Friday, September 23, 2016

Predatory pricing as part of a national security strategy

This kind of thing usually comes up in the context of Chinese national business practices, and most opponents of international trade bring this up when coming up with arguments to support their views.

The basic idea here is that a nation deliberately facilitates its companies as they pursue predatory pricing strategies to gain dominance on international trade patterns. For example, a nation subsidizes its companies and that subsidy allows them to drop prices on internationally traded products. The companies then basically dump their products on to the market and drive all other international competitors out of business. Once the dominance has been achieved, the nation raises taxes or withdraws incentives to these companies and in turn they price gouge their captive markets.

A lot of people accuse the Chinese of doing this kind of thing. And given how many people accuse the Chinese of doing this,  I feel that there is certainly some fire under all the smoke. I also agree that this is the kind of strategy that would appeal to Chinese national security planners.

There is however a problem. If you look carefully at all the control that has to be maintained to get this kind of scheme to work, you realize that such a strategy has significant administrative costs. And this administrative costs have to be born for several decades before price gouging can provide a real return. That is a period over which the Chinese (or any other nation  seeking such a policy goal) basically holds on to a very insecure debt burden which grows quite significantly. The biggest risks in such a strategy are that in the period that it takes to really action such a policy - no competitive technology appears that is better tuned to customer expectations of product quality.

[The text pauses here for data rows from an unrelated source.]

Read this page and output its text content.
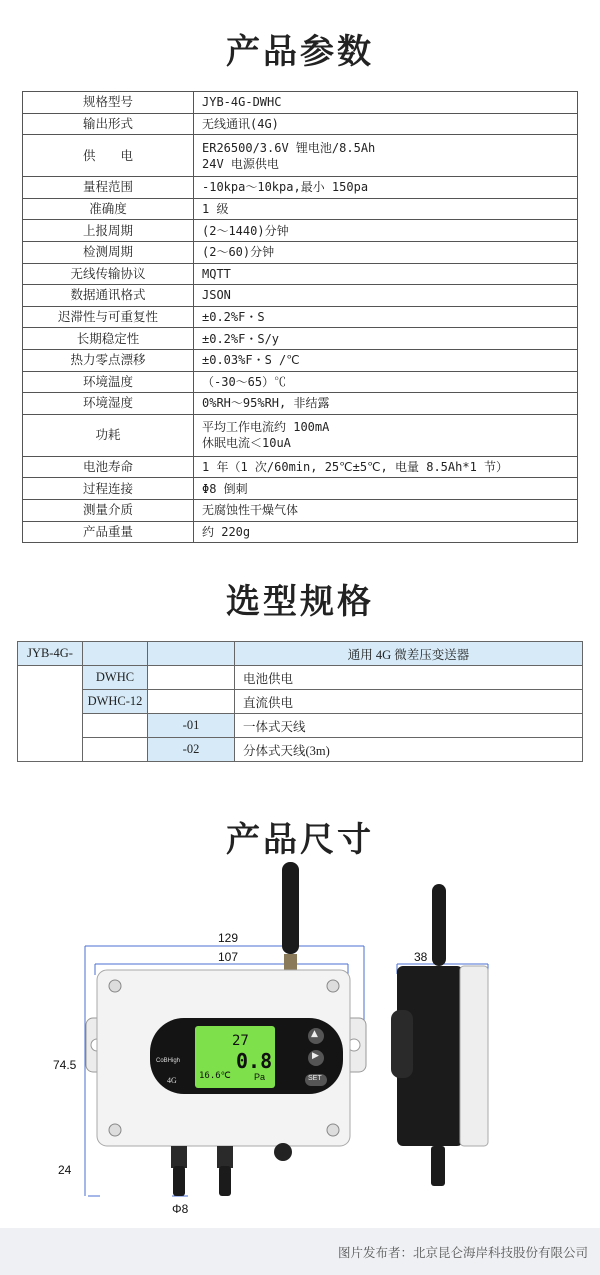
产品参数
规格型号	JYB-4G-DWHC

输出形式	无线通讯(4G)

供　　电	ER26500/3.6V 锂电池/8.5Ah
24V 电源供电

量程范围	-10kpa～10kpa,最小 150pa

准确度	1 级

上报周期	(2～1440)分钟

检测周期	(2～60)分钟

无线传输协议	MQTT

数据通讯格式	JSON

迟滞性与可重复性	±0.2%F・S

长期稳定性	±0.2%F・S/y

热力零点漂移	±0.03%F・S /℃

环境温度	（-30～65）℃

环境湿度	0%RH～95%RH, 非结露

功耗	平均工作电流约 100mA
休眠电流＜10uA

电池寿命	1 年（1 次/60min, 25℃±5℃, 电量 8.5Ah*1 节）

过程连接	Φ8 倒刺

测量介质	无腐蚀性干燥气体

产品重量	约 220g
选型规格
JYB-4G-			通用 4G 微差压变送器
	DWHC		电池供电
	DWHC-12		直流供电
		-01	一体式天线
		-02	分体式天线(3m)
产品尺寸
129
107
74.5
38
24
Φ8
CoBHigh
4G
27
0.8
16.6℃	Pa	SET
▲
▶
图片发布者：北京昆仑海岸科技股份有限公司
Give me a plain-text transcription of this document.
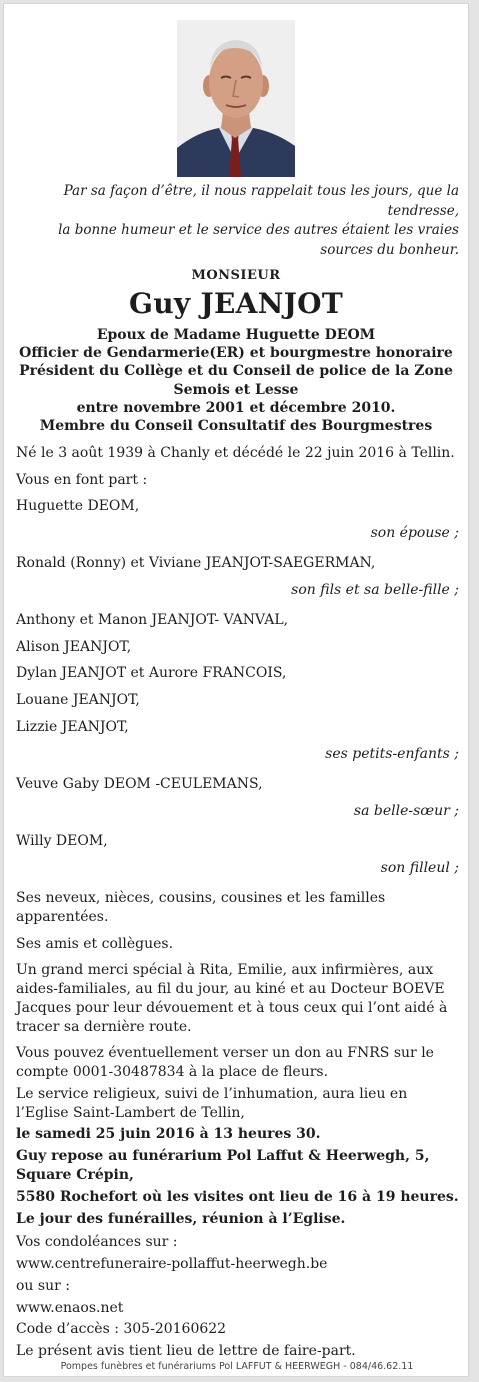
Par sa façon d’être, il nous rappelait tous les jours, que la tendresse,
la bonne humeur et le service des autres étaient les vraies sources du bonheur.
MONSIEUR
Guy JEANJOT
Epoux de Madame Huguette DEOM
Officier de Gendarmerie(ER) et bourgmestre honoraire
Président du Collège et du Conseil de police de la Zone Semois et Lesse
entre novembre 2001 et décembre 2010.
Membre du Conseil Consultatif des Bourgmestres
Né le 3 août 1939 à Chanly et décédé le 22 juin 2016 à Tellin.
Vous en font part :
Huguette DEOM,
son épouse ;
Ronald (Ronny) et Viviane JEANJOT-SAEGERMAN,
son fils et sa belle-fille ;
Anthony et Manon JEANJOT- VANVAL,
Alison JEANJOT,
Dylan JEANJOT et Aurore FRANCOIS,
Louane JEANJOT,
Lizzie JEANJOT,
ses petits-enfants ;
Veuve Gaby DEOM -CEULEMANS,
sa belle-sœur ;
Willy DEOM,
son filleul ;
Ses neveux, nièces, cousins, cousines et les familles apparentées.
Ses amis et collègues.
Un grand merci spécial à Rita, Emilie, aux infirmières, aux aides-familiales, au fil du jour, au kiné et au Docteur BOEVE Jacques pour leur dévouement et à tous ceux qui l’ont aidé à tracer sa dernière route.
Vous pouvez éventuellement verser un don au FNRS sur le compte 0001-30487834 à la place de fleurs.
Le service religieux, suivi de l’inhumation, aura lieu en l’Eglise Saint-Lambert de Tellin,
le samedi 25 juin 2016 à 13 heures 30.
Guy repose au funérarium Pol Laffut & Heerwegh, 5, Square Crépin,
5580 Rochefort où les visites ont lieu de 16 à 19 heures.
Le jour des funérailles, réunion à l’Eglise.
Vos condoléances sur :
www.centrefuneraire-pollaffut-heerwegh.be
ou sur :
www.enaos.net
Code d’accès : 305-20160622
Le présent avis tient lieu de lettre de faire-part.
Pompes funèbres et funérariums Pol LAFFUT & HEERWEGH - 084/46.62.11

Now people (like myself) who work on novel technologies will tell you it is very difficult for new technology to compete with lower cost mass produced stuff, but this is only really true when there is no clear value addition from the new product side. If your new product can actually offer users an improved UX or better appeal to customer defined norms, you can be competitive against a dumping strategy. This can obviously augmented by brand awareness and loyalty etc...

There is also a psychological factor at play in this sort of thing. If the target market can show even one example of a successful market disruption, then it will sow doubts in the minds of the policy planners in the nation attempting a dump-and-gouge strategy. I think some of this is happening in China, I see a lot of Chinese firms trying to do innovation - or at least their own version of it. These firms inevitably discover that innovation is painful and expensive and it further chews through their weak profit margins. They basically do not have a very deep resource pool from which to attempt true innovation and what it ends up doing is that it prolongs the time for which their government has to shoulder their bad debt.

Many people argue that closing the door to the target market is the only way to secure themselves from dump-and-gouge attacks. This kind of thing basically advocates against international trade which is the corner stone of our global prosperity.

I disagree with that way of doing things  - I think a better way is to engineer disruptions of the dump cycle through targeted innovation.  That should have a salutary effect on the dump-and-gouge strategy without affecting the overall framework of international trade.